LOS ANGELES – More than half a million immigration advocates marched though downtown Los Angeles in one of the largest demonstrations for any cause in recent U.S. history.
More than 500,000 protesters — demanding that Congress abandon attempts to make illegal immigration a felony and to build more walls along the border — surprised police who estimated the crowd size using aerial photographs and other techniques, police Cmdr. Louis Gray Jr. said.
Wearing white T-shirts to symbolize peace, the demonstrators chanted "Mexico!" "USA!" and "Si se puede," an old Mexican-American civil rights shout that means "Yes, we can."
In Denver, more than 50,000 people protested downtown Saturday, according to police who had expected only a few thousand. Phoenix was similarly surprised Friday when an estimated 20,000 people gathered for one of the biggest demonstrations in city history, and more than 10,000 marched in Milwaukee on Thursday.
"We construct your schools. We cook your food," rapper Jorge Ruiz said after performing at a Dallas rally that drew 1,500. "We are the motor of this nation, but people don't see us. Blacks and whites, they had their revolution. They had their Martin Luther King. Now it is time for us."
Many protesters said lawmakers were unfairly targeting immigrants who provide a major labor pool for America's economy.

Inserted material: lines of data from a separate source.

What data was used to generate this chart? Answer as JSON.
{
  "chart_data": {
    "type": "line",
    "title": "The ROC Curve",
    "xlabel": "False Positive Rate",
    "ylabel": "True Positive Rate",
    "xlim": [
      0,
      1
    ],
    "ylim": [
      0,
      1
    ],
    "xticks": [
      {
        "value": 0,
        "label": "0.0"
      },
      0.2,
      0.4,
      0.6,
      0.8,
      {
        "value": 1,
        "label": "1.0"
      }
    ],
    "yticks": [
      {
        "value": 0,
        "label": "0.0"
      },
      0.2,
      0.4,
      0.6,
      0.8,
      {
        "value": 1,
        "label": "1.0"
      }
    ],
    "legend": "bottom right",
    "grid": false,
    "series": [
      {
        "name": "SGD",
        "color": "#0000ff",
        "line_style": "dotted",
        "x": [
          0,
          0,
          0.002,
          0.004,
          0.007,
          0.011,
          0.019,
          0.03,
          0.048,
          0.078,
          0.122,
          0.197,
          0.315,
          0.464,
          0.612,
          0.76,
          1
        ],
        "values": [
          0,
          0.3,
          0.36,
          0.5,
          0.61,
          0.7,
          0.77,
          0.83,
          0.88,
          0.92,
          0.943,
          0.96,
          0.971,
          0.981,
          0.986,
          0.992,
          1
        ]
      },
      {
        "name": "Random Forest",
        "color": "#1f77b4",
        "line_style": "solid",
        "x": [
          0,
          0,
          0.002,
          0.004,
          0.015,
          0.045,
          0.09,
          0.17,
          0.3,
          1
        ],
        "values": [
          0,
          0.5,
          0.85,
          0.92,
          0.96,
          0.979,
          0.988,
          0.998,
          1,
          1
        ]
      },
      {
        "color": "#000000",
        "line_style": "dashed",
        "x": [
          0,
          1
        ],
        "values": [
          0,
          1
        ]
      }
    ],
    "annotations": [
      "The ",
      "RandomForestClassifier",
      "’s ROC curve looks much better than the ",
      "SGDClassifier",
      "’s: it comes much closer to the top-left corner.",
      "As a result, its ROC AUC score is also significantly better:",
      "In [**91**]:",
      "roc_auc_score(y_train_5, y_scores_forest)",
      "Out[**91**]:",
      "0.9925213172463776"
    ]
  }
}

"Enough is enough of the xenophobic movement," said Norman Martinez, 63, who immigrated from Honduras as a child and marched in Los Angeles. "They are picking on the weakest link in society, which has built this country."
The U.S. House of Representatives has passed legislation that would make it a felony to be in the U.S. illegally, impose new penalties on employers who hire illegal immigrants, require churches to check the legal status of people they help, and erect fences along one-third of the U.S.-Mexican border.
The Senate is to begin debating the proposals on Tuesday.
President Bush on Saturday called for legislation that does not force America to choose between being a welcoming society and a lawful one.
"America is a nation of immigrants, and we're also a nation of laws," Bush said in his weekly radio address, discussing an issue that had driven a wedge into his own party.
Bush sides with business leaders who want to let some of the estimated 12 million undocumented immigrants stay in the country and work for a set period of time. Others, including Senate Majority Leader Bill Frist, say national security concerns should drive immigration reform.
But many protesters rejected claims the national security claim, noting that the legislation would hurt Hispanics the most.
"When did you ever see a Mexican blow up the World Trade Center? Who do you think built the World Trade Center?" said David Gonzalez, 22, who marched in Los Angeles with a sign that read, "I'm in my homeland."'
Between 5,000 and 7,000 people gathered Saturday in Charlotte, carrying signs with slogans such as "Am I Not a Human Being?" In Sacramento, more than 4,000 people protested immigration legislation at an annual march honoring the late farm labor leader Cesar Chavez.
The demonstrations are expected to culminate April 10 in a "National Day of Action" organized by labor, immigration, civil rights and religious groups.